BBEC
ボルネオの自然
クロッカー山脈の水生昆虫を調査する
No.1 調査方法をスタッフに教える

2004/10
青年海外協力隊「生態調査」隊員 岩田 周子

10月12〜13日に、水生昆虫と水質の調査のための勉強会をサバ公園局のスタッフに対して行ないました。受講者はスタッフ10人、そして、水生昆虫と水環境の関係を研究しているサバ大学の講師2名と、水生昆虫を指標動物として水質を判断する方法を実施している灌漑排水局の職員を講演者として招きました。

10月に入ってから、一日中雨が降ったりやんだり、という日が多くなっていたので、天気は大きな心配でしたが、当日は幸運にも晴天に恵まれ、半分くらい成功したようなものだと感じました。全ての参加者が、勉強会の開始時間に、開催場所であるクロッカー山脈公園ネイチャーセンターにきちんと集まってくれ(これだけで感動でした)、会は予定通りに始まりました。

1日目は講義形式で、それぞれの講師から水質、水生昆虫、それらの相互関係、またその関係を利用した簡便な水質調査についてパワーポイントを使って話をしてもらいました。参加者は、昆虫採集や標本づくりについてはベテランの人もいましたが、今回の講義内容については殆ど初心者であったので、全ての講義は理解しやすい内容にしてもらいました。写真が多く、簡単な表現で説明してもらうことができたと思います。参加者からも多くの質問が挙がり、熱心にメモを取る人も見られました。

2日目はフィールドトレーニングです。参加者・講演者全員で、公園事務所から30分ほど車を走らせたところにあるリアワン川上流の河川敷に行き、実際に水生昆虫の採集を行ないました。川に到着してからは、参加者それぞれが自由な行動をしがちになってしまい、河川の構造や、調査方法等の説明をしっかりと受けてから採集活動に移る、という段取りをとるのに非常に苦労し、採集は好き勝手に、という形になってしまいました。

採集した昆虫は、ネイチャーセンターに持ち帰り、顕微鏡を使って同定を行ないました。水生昆虫の同定は、ある程度は目で見るだけでわかるのですが、もっと詳しく見ようとすると、顕微鏡を使う必要があります。この、とても一般的な道具を操作したことのない人もいて、使いこなすのに四苦八苦です。それでも、顕微鏡を覗きながら、テキストの絵と照らし合わせてなんとか作業は進んでいきました。
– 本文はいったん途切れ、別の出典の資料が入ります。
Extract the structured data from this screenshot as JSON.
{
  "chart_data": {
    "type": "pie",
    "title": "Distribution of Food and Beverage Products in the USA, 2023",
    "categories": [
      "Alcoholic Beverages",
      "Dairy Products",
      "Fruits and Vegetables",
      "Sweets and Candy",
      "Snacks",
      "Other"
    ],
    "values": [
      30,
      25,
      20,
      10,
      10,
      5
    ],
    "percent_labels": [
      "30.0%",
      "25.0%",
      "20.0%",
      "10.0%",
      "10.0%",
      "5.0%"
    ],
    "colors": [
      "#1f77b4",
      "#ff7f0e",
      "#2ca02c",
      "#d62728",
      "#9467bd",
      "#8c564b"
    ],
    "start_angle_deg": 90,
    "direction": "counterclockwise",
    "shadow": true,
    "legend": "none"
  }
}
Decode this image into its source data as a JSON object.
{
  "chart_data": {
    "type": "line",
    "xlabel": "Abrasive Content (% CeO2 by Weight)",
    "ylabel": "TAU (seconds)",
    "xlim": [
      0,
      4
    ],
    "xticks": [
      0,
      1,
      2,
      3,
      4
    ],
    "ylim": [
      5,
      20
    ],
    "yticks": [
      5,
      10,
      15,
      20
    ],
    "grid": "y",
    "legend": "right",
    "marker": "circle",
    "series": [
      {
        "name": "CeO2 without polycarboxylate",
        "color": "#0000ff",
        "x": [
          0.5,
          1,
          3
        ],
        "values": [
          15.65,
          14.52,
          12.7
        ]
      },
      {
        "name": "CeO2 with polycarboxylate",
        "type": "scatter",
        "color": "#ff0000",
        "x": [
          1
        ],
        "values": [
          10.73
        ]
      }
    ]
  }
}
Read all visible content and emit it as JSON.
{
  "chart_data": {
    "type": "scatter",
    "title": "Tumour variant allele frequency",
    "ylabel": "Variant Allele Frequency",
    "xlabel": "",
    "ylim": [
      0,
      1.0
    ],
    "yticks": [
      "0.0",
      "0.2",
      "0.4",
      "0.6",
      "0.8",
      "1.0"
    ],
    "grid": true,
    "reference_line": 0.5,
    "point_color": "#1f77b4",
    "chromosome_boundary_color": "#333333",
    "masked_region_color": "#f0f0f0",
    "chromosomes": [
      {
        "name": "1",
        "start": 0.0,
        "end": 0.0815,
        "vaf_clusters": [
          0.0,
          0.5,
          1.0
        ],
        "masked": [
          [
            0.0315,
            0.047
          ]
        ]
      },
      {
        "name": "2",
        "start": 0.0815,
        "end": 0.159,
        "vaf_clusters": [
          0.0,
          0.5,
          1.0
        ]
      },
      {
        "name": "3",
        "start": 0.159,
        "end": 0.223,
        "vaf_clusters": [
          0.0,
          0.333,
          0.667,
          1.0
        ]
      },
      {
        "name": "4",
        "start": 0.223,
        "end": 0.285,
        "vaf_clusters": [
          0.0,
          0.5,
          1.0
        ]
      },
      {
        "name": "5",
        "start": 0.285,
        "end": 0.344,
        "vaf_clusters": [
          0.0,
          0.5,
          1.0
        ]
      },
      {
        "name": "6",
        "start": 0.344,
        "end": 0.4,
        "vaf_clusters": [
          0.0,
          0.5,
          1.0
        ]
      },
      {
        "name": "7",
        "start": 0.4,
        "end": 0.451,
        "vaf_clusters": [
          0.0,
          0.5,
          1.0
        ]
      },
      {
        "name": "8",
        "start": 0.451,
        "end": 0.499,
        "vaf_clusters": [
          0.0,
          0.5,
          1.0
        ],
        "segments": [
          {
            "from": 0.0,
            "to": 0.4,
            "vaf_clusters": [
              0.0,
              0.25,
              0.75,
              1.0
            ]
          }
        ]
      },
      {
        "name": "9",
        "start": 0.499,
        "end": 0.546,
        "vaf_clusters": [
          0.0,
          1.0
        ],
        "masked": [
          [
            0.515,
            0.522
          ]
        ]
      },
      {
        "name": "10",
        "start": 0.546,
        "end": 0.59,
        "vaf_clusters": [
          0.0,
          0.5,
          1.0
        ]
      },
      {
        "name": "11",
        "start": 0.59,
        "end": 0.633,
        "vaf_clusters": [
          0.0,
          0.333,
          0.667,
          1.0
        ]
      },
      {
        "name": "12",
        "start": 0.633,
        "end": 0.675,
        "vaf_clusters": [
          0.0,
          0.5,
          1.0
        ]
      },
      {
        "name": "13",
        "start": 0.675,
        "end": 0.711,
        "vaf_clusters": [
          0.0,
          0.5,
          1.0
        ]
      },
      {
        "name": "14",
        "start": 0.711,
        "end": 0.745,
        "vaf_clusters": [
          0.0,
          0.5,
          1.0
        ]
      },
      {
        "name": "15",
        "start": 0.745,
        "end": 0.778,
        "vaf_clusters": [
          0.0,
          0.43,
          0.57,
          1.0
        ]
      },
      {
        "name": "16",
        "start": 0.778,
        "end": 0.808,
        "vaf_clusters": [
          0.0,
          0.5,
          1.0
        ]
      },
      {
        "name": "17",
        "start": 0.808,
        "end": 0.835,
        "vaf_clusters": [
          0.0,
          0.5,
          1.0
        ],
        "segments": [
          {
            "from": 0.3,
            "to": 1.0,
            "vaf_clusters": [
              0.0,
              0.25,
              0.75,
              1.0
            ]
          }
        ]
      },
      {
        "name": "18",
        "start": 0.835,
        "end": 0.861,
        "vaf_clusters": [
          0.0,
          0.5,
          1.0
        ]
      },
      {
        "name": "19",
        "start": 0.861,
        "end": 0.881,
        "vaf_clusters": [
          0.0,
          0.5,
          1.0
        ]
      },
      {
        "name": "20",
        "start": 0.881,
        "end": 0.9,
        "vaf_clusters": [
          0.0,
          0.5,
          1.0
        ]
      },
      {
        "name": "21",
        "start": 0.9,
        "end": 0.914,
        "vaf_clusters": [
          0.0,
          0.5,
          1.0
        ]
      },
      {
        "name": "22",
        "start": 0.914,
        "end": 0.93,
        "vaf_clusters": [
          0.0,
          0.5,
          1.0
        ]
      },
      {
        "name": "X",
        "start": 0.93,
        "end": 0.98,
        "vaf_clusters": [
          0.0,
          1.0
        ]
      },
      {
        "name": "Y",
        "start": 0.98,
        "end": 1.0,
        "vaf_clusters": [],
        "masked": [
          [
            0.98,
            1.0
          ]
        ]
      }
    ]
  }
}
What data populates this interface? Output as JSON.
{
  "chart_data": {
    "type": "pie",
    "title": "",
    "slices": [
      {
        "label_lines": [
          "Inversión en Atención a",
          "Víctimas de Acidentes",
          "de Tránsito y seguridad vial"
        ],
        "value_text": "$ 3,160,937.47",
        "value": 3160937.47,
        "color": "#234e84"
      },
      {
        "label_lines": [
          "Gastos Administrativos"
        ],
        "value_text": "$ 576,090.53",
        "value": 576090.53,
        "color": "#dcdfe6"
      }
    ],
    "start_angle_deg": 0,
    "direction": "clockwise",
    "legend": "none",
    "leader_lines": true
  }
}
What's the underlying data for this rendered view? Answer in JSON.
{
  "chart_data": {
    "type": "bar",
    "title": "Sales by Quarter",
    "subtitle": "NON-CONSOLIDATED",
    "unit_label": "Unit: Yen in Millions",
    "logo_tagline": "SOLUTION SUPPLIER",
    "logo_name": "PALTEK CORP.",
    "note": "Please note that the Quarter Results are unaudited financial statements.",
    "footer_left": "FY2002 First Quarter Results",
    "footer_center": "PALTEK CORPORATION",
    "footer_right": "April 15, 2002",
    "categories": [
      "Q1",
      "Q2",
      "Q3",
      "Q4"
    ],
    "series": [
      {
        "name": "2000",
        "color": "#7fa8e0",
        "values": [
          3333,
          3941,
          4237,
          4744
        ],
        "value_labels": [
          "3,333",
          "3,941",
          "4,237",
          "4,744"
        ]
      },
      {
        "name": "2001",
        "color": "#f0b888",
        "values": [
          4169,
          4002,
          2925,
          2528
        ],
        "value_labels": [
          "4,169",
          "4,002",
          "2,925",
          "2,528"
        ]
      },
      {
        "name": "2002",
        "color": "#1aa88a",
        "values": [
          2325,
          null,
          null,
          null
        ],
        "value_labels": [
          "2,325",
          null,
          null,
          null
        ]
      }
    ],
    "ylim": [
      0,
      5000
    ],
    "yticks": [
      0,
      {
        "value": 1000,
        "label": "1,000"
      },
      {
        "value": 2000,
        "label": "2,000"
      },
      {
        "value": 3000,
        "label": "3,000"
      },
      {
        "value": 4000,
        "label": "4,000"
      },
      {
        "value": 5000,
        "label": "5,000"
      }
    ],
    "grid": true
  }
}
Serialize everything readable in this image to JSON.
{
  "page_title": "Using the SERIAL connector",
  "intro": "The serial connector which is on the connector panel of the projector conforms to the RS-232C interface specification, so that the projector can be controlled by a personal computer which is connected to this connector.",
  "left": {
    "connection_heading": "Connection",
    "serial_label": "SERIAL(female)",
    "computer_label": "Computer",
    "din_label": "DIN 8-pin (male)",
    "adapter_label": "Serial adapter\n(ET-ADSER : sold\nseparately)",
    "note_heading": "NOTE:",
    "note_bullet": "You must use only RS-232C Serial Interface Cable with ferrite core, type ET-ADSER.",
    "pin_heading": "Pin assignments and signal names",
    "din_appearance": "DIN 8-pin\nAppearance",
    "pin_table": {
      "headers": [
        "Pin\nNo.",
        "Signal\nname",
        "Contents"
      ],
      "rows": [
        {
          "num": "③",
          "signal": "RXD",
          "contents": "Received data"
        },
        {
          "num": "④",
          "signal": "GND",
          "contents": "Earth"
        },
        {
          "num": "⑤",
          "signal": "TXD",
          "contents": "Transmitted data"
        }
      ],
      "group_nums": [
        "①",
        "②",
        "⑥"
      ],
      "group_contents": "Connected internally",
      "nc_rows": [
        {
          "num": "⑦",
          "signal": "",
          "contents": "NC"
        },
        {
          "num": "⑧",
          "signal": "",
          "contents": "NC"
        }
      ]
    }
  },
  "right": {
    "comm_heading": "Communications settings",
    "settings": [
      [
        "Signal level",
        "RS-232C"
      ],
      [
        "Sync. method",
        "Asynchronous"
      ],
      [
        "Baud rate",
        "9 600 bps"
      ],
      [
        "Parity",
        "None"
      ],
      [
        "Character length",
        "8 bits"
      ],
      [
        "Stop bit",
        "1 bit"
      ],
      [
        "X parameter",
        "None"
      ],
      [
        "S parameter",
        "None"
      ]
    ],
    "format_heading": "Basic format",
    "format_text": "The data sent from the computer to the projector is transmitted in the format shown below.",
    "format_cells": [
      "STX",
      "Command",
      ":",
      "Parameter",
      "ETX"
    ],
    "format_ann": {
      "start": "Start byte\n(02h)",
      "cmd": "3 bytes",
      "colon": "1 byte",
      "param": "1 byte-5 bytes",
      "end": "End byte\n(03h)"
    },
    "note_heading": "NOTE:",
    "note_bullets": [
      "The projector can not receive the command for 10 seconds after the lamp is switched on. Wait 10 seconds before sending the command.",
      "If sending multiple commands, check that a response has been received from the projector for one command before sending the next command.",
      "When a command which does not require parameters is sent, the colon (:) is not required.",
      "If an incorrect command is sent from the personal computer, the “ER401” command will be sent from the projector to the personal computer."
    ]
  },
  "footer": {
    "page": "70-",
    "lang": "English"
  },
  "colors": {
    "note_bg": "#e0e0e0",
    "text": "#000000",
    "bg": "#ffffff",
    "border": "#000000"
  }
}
短い日程の中で、参加者がどこまで内容を理解してくれたかわかりませんが、河川の調査に対する情報を提供し興味を持ってもらうことは出来たと思います。今回の勉強会では、スタッフは勉強したいという意欲を持っているということを知ることも出来ました。彼らは普段、上司から命令されて動く立場にいるために、自主的に勉強するという行為をあまりしてきませんでした。今後、定期的に勉強会のようなものを開いて、彼らに学習の場を与えていきたいと考えています。私が彼らに与えられる知識ももちろんありますが、彼らのほうが知っていることも多いので、これは私の勉強の場にもなってくれると思います。

調査は今年の12月から開始し、定期的に行なっていく予定です。今回の勉強会が何か役にたっていればいいのですが、これはまだお楽しみです。